Me refiero a los divorciados: cientos de miles de católicos, algunos con segundos matrimonios estables y fidelísimos, que están excluidos de los sacramentos, de la comunidad, porque el divorcio no se considera sólo un pecado, sino una herejía y un estado. Como si uno se situara públicamente al margen de la ley. Basta conocer a unos cuántos para saber que algunos sufren por esta situación de no poder acercarse a la Comunión, ni a la Confesión.

A muchos la nulidad les supone un fastidio y una hipocresía[2].

Volver al principio. ¿Qué pintan miles de clérigos burócratas en los obispados, en las conferencias episcopales, en el Vaticano, en un mundo donde la Iglesia ha perdido protagonismo en la lucha por la interpretación pública de la realidad?. Cada vez más esas interpretaciones dependen de instituciones civiles, de expertos en cuestiones artísticas, económicas, científicas…¡pues que los curas se dediquen a lo que se deben dedicar y echen mano de la gente que sabe en labores burocráticas!.

El espíritu Santo, me temo, no se enfadará si a esos burócratas se les pone a andar por la calle…de hecho, ni la Secretaría de Estado del Vaticano, ni las Conferencias Episcopales, ni la administración de los obispados son de derecho divino…¡Un lío! ¡A volver a empezar! ■ Suso ¡campeón! Gracias por prestarme tu texto para mi blog.

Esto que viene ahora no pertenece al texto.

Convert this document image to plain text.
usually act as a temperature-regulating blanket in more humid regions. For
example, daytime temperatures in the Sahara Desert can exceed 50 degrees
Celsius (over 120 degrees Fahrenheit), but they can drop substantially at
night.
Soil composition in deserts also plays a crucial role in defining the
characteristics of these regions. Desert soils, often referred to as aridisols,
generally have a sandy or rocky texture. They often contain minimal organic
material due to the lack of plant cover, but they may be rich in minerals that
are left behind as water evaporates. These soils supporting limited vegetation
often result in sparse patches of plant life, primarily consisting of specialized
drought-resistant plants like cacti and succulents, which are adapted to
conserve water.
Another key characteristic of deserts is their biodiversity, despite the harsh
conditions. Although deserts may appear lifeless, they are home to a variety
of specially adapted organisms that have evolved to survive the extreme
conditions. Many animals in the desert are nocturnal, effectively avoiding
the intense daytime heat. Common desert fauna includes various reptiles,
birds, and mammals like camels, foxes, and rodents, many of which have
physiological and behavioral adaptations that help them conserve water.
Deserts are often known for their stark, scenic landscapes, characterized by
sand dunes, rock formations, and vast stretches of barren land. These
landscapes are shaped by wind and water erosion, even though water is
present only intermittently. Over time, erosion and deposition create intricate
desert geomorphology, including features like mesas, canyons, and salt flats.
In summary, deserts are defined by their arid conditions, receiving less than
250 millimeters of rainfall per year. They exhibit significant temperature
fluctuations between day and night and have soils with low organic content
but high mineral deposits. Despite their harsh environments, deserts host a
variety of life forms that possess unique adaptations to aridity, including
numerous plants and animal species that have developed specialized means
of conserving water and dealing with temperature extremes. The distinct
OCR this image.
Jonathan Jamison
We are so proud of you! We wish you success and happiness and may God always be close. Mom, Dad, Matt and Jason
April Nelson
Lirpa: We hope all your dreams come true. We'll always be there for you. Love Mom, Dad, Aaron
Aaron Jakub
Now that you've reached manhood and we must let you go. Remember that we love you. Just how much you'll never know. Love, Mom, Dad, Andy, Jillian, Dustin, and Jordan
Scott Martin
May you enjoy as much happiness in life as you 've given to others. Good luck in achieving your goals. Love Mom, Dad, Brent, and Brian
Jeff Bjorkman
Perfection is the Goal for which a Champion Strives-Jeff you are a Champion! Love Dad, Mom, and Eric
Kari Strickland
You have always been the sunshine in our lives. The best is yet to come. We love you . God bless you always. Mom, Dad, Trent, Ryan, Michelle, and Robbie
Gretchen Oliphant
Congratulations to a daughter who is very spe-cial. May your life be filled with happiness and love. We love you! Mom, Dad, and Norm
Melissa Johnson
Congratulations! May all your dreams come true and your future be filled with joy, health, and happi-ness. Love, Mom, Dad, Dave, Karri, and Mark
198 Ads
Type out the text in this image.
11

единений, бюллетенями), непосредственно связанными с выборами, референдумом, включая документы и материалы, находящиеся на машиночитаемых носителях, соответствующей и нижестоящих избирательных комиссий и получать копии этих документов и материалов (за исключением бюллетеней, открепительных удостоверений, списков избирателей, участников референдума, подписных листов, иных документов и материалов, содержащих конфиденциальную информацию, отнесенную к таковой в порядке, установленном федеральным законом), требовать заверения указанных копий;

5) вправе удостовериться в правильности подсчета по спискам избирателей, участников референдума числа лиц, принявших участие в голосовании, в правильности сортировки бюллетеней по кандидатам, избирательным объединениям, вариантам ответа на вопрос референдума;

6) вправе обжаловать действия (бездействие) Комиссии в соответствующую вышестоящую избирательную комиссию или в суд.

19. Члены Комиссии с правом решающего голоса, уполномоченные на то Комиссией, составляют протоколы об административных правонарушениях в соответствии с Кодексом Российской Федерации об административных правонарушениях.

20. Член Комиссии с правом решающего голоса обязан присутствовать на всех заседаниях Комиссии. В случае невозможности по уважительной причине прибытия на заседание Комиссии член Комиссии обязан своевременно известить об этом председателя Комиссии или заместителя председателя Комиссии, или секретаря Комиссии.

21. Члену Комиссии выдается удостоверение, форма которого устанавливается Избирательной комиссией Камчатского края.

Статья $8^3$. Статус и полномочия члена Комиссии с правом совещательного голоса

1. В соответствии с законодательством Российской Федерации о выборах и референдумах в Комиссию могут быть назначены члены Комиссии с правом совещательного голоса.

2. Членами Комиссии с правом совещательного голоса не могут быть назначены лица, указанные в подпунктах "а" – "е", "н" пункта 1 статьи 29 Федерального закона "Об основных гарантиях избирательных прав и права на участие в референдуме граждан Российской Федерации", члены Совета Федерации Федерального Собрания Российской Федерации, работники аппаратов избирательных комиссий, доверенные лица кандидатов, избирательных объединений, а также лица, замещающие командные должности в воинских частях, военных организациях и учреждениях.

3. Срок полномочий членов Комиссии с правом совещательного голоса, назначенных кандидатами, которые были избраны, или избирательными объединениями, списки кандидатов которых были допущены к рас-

[1] ¿Qué pinta el cardenal de Nueva York con Obama y Mac Cain en una cena que es un acto electoral de partidos políticos?
[2] El divorcio, en cuanto pecado público se tendría que reprivatizar y pasar a ser “pecador de costumbre”, integrado en la comunidad y en ningún caso excluido de los sacramentos. Bastaría, como en los Catecúmenos de entonces, que en determinados supuestos puedan ser admitidos en la Eucaristía- por ejemplo recibiendo el sacramento en parroquias donde se desconoce su situación matrimonial. En fin, asimilarlos a pecadores habituales como los que se embriagan, los drogadictos, los puteros, los ladrones…y no a pecadores que se encuentran en situación pública de pecado. Es un ejemplo de entre muchos.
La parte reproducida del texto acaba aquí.